Malaysia telah mengumumkan rencana untuk mengirim orangutan ke negara-negara pengimpor minyak sawit dalam upaya meningkatkan kredibilitas negara tersebut dalam melindungi keanekaragaman hayati.
Negara tetangga ini, Indonesia, merupakan produsen komoditas yang banyak digunakan terbesar kedua di dunia, dan aktivitas produksinya telah dikritik oleh para aktivis lingkungan hidup karena merusak habitat orangutan di Malaysia dan Indonesia.
Langkah ini dilakukan setelah Uni Eropa (UE) tahun lalu memutuskan untuk menghapuskan produk-produk seperti minyak sawit yang terkait dengan deforestasi pada tahun 2030.
Malaysia beralasan larangan tersebut diberlakukan untuk melindungi pasar minyak nabati di Uni Eropa. Bagaimana reaksi Malaysia?
Menteri Komoditas Malaysia Johari Abdul Ghani mengatakan rencana tersebut akan melibatkan pasokan orangutan ke mitra dagang seperti UE, India dan Tiongkok, yang mengimpor minyak sawit dalam jumlah besar untuk digunakan dalam produk mulai dari makanan hingga kosmetik.
“Ini akan menunjukkan kepada masyarakat dunia bahwa Malaysia berkomitmen dalam melestarikan keanekaragaman hayati,” kata Johari melalui platform media sosial X pada Selasa (7/5) malam.
“Malaysia tidak bisa melakukan pendekatan defensif terhadap isu kelapa sawit,” tambahnya.
“Sebaliknya, kita perlu menunjukkan kepada negara-negara di dunia bahwa Malaysia adalah produsen minyak sawit berkelanjutan dan berkomitmen terhadap konservasi hutan dan kelestarian lingkungan,” tegas Johari.

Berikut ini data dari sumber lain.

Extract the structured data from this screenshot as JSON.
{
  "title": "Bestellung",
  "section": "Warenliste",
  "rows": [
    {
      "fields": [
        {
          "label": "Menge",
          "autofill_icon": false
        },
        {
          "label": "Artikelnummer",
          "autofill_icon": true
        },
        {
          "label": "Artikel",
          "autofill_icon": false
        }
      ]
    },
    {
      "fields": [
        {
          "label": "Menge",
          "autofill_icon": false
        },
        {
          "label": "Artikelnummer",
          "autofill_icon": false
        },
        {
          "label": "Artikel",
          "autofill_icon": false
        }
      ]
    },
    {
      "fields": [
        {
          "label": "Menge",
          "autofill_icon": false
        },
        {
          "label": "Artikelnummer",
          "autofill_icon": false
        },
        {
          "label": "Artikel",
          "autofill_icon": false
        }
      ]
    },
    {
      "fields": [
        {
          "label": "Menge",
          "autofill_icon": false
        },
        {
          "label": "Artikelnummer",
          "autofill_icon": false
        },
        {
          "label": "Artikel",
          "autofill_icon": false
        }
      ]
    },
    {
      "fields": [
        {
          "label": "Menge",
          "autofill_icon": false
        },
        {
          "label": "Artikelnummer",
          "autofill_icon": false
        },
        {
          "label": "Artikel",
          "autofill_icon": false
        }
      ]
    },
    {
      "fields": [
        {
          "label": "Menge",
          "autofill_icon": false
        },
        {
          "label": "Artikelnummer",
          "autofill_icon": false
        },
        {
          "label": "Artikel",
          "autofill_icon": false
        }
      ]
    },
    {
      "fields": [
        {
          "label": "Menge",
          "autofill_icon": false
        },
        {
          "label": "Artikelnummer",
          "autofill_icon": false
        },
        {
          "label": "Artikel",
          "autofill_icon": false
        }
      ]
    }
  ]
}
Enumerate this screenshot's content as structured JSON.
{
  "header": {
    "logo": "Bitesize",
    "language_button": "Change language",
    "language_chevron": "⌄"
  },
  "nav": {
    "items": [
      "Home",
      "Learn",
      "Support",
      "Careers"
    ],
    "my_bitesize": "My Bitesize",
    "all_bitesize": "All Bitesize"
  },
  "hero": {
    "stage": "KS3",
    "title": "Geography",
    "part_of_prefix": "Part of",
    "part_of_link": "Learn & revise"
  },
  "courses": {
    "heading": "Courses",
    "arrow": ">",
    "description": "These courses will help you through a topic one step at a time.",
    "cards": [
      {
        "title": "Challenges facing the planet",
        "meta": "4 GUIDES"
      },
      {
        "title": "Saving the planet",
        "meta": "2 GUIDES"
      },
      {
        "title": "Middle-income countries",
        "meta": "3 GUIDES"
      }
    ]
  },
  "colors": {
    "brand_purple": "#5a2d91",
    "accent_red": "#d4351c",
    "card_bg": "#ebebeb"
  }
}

Rencana tersebut disamakan dengan “diplomasi panda” oleh Tiongkok, di mana pemerintah Tiongkok telah lama mengirimkan panda ke negara lain sebagai alat diplomasi.
Berdasarkan program yang ada saat ini, Tiongkok meminjamkan panda ke kebun binatang luar negeri, di mana anak panda harus dikembalikan dalam waktu beberapa tahun setelah kelahirannya agar mereka dapat berpartisipasi dalam program pembiakan Tiongkok. Bagaimana dengan kelapa sawit dan orangutan?
Minyak sawit digunakan dalam berbagai macam produk, mulai dari bahan tambahan makanan hingga lipstik, sabun, dan sampo.
Namun menurut organisasi konservasi WWF, produksi kelapa sawit di perkebunan besar telah memberikan kontribusi signifikan terhadap hilangnya habitat orangutan di Malaysia dan Indonesia, eksportir utama komoditas ini.
Hal ini menempatkan orangutan dalam bahaya kepunahan. Populasi orangutan di Kalimantan dan Malaysia saat ini kurang dari 105.000 ekor, menurut data WWF tahun 2012.
WWF memperingatkan di situs webnya bahwa jumlah tersebut diperkirakan akan turun menjadi 47.000 pada tahun 2025 kecuali jika ada langkah efektif yang diambil untuk melindungi hewan.